Успешное наступление укрепило у солдат и офицеров Красной армии веру в победу над врагом. «Мы начали бить немцев, и настроение теперь совсем другое, – писал 26 ноября жене один боец. – Будем давить гадов и дальше. Мы взяли много пленных, и времени отправить их в лагерь не было. Теперь они расплатятся за нашу кровь, за слезы нашего народа, за насилия и грабежи. Я получил зимнее обмундирование, так что обо мне не беспокойся. У нас все хорошо. Скоро мы победим, и я вернусь домой, а пока посылаю тебе пятьсот рублей».[632] Бойцы, поправлявшиеся в госпиталях после ранений, полученных до начала наступления, горько сожалели о том, что не могут принять участие в боях. «Там идут сильные бои, а я валяюсь здесь и все пропускаю»,[633] – сетовал в письме к жене раненый красноармеец.
Многочисленные заявления советской стороны о зверствах фашистов почти невозможно проверить. Несомненно, в некоторых случаях что-то преувеличивалось или даже имели место откровенные выдумки, сделанные в пропагандистских целях, но немало страшных свидетельств соответствовало действительности. Наступающие советские войска видели женщин, детей и стариков, изгнанных из собственных домов немецкими солдатами. Несчастные волокли на санках свои скудные пожитки. У многих отобрали теплую одежду. В частности, Василий Гроссман описал подобные случаи на южном участке наступления. По его словам, красноармейцы, обыскивая пленных, приходили в ярость, обнаружив у них вещи, украденные в крестьянских домах, – старушечьи платки и шали, нижние сорочки и юбки, пестрые сарафаны и даже детские пеленки. У одного солдата было найдено двадцать две пары шерстяных чулок.[634] Изможденные мирные жители подходили к советским солдатам и рассказывали о своих страданиях во время немецкой оккупации. Немцы забрали всех коров, всех кур, вынесли все мешки с зерном. Стариков били до тех пор, пока они не говорили, где спрятали рожь и пшеницу. Дома сжигали, юношей и девушек угоняли в Германию. Оставшиеся были обречены на смерть от голода и холода. После таких рассказов красноармейцы нередко собственноручно расправлялись с пленными, хотя в освобожденных деревнях уже начинали действовать отряды НКВД. Их сотрудники арестовали больше 450 человек, сотрудничавших с оккупантами. Самые большие аресты прошли месяц спустя в Нижнечирской, где казаки выдали агентов НКВД германской тайной полевой полиции. Было казнено около 400 человек, служивших в охране лагерей для военнопленных, причем среди них оказалось больше 300 украинцев.[635]

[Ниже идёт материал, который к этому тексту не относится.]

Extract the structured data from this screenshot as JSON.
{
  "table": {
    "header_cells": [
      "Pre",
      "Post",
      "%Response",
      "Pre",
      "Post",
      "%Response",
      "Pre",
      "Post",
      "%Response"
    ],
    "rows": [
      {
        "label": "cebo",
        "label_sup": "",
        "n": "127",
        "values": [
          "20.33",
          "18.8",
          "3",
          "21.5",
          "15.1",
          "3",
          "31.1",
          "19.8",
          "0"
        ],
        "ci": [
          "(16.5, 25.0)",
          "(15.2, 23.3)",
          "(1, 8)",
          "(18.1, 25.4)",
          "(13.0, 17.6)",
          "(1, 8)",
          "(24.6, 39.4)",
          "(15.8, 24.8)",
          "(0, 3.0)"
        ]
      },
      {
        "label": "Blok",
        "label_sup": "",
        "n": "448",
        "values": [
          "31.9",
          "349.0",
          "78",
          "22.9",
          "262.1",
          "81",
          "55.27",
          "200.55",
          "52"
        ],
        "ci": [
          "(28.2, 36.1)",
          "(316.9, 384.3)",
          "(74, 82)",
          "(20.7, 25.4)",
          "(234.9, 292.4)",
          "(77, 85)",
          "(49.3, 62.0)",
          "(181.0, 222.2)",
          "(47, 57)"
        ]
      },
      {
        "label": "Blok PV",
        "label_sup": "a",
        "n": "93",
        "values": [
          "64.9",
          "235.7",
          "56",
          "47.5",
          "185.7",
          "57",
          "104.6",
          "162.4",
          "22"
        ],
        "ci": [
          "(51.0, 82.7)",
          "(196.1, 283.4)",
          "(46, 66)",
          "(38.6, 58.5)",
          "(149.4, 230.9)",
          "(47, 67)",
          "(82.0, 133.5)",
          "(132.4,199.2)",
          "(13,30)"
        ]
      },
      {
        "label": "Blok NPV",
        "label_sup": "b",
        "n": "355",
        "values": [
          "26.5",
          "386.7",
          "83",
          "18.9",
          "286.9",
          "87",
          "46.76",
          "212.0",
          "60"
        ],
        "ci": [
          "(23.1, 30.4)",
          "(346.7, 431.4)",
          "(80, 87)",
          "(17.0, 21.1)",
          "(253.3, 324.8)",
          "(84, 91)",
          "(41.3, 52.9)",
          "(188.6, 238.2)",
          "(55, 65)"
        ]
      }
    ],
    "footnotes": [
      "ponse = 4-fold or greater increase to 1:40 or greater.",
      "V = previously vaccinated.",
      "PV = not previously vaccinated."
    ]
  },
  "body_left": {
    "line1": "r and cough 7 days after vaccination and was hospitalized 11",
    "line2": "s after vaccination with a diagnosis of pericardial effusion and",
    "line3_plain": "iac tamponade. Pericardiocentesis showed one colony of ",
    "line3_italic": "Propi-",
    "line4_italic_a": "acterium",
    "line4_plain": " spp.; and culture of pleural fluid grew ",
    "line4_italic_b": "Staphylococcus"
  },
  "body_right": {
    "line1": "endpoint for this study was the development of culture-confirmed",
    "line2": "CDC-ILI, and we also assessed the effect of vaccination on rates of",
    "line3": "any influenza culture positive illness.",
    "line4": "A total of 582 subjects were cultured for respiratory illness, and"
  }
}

Гроссман видел, как немецких пленных вели в тыл. У многих вместо шинелей на плечах были рваные одеяла. Поясные ремни заменяли веревки и куски проволоки. «В этой бескрайней, плоской, унылой степи их видно издалека. Они проходят мимо нас колоннами по двести-триста человек или маленькими группами по двадцать-пятьдесят человек. Колонна, растянувшаяся на несколько километров, медленно петляет, повторяя все повороты и изгибы дороги. Некоторые немцы кое-как говорят по-русски. “Мы не хотим войны! – кричат они. – Мы хотим вернуться домой. Долой Гитлера!” Охранники язвительно замечают: “Теперь, когда их окружили наши танки, они заявляют, что не хотят войны, но прежде эта мысль им и в голову не приходила”». Пленных переправляли через Волгу на баржах, ведомых буксирами. «Они стоят на палубе, тесно сбившись, одетые в потрепанные серые шинели, притоптывают ногами и дуют на озябшие руки».[636] Кто-то из красноармейцев, наблюдавших за этим, с мрачным удовлетворением заметил: «Вот теперь они любуются Волгой!»